Anyway Eric Von Schmidt made a few more records and Bob Dylan even wrote the liner notes for one of them in a pretty funny parody of Johnny Cash’s “Nashville Skyline” notes. I thought I had those liner notes around here somewhere, but they ain’t where I thought they was, but I do remember that Bob wrote that Eric can “play the commotion of the ocean” which as far as I’m concerned is a pretty high recommendation right there.
Eric Von Schmidt can’t sing any more, but recently someone went lookin’ in a closet somewhere and discovered an Eric Von Schmidt album that well, kind of got put in a closet somewhere and was kind of forgotten about till now. It’s called “Living On The Trail” and just came out on the recently resurrected Tomato label. It was recorded a long time ago, 31 years in fact up in Bearsville, New York, which is one of the many pieces of Woodstock, New York, and it has some pretty famous people who lived up there playin’ on it like Rick Danko and Garth Hudson for two, and Maria Muldaur for three.
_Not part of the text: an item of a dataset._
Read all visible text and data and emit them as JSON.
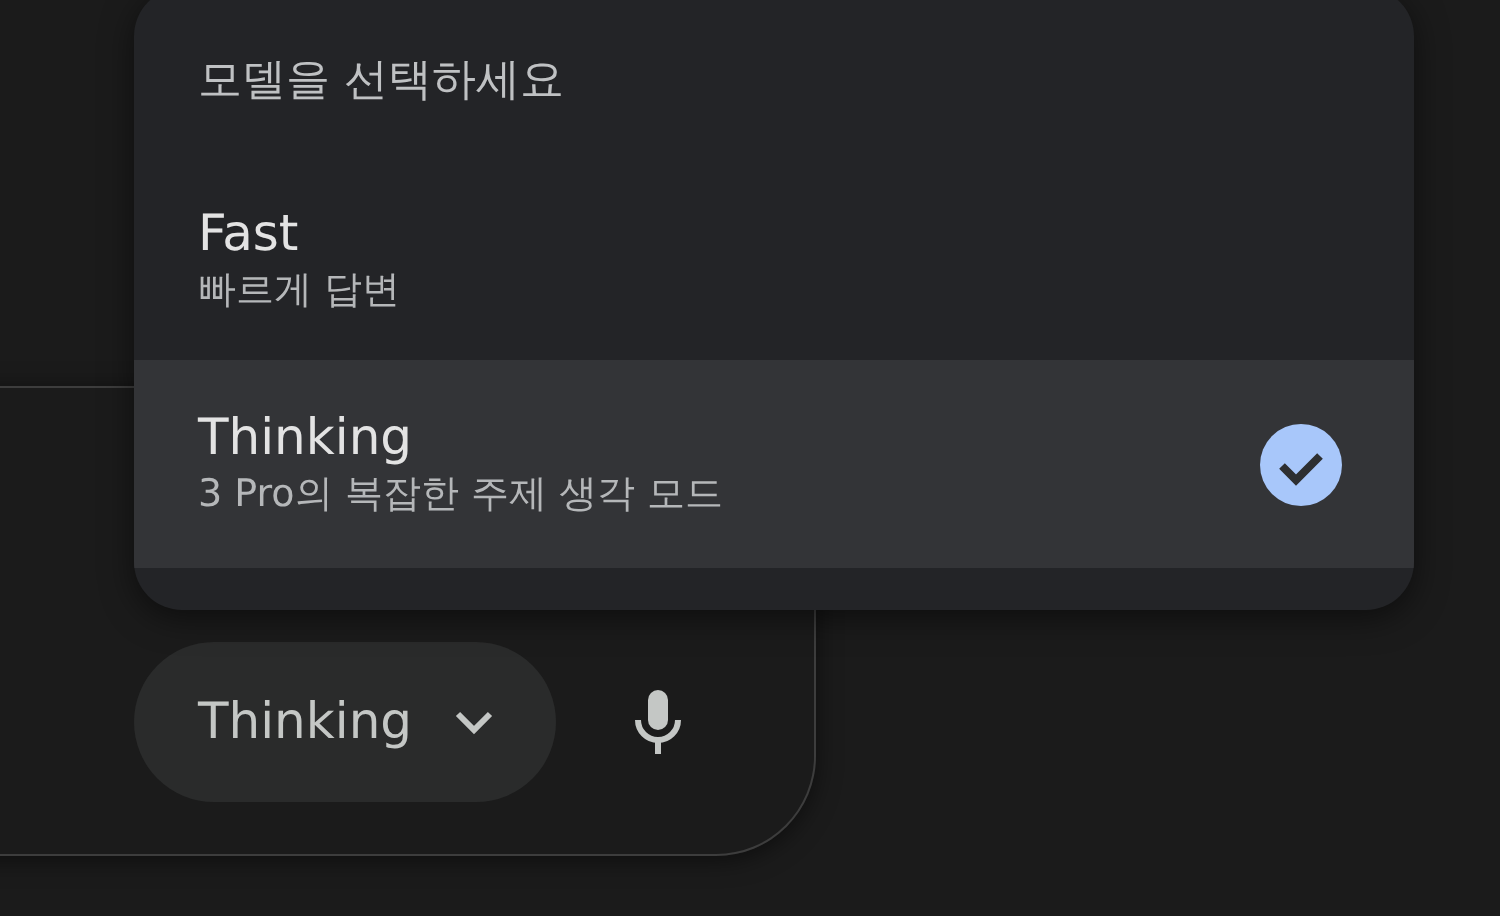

And it also has Amos Garrett who is one of the greatest guitar players ever to walk this earth and Christopher Parker who was there at the beginning of the Never Ending Tour and Geoff Muldaur who was around back then, disappeared for a while and is back playing today.
There’s all kinds of songs on it and today some might seem pretty silly, and others like “Lost in the Woods” might not grab ya first though if you give ’em a chance they eventually will. Eric can be kind of crazy sometimes, and he has this laid back way of singing that can be really beautiful on songs like “Stick To Rum,” and the re-make of “Joshua Gone Barbados,” and “Stewball” which is kind of half-Leadbelly, half-Von Schmidt with Garth playin’ pump organ and Maria singing harmony.
This isn’t a fancy slick record. It’s the kind of record people used to make a long time ago before a record had to sell 90 million copies for anyone to know about it. Basically it has the feel of people making music because they want to and because they’re having fun – kind of like what goes on here on Tuesday nights.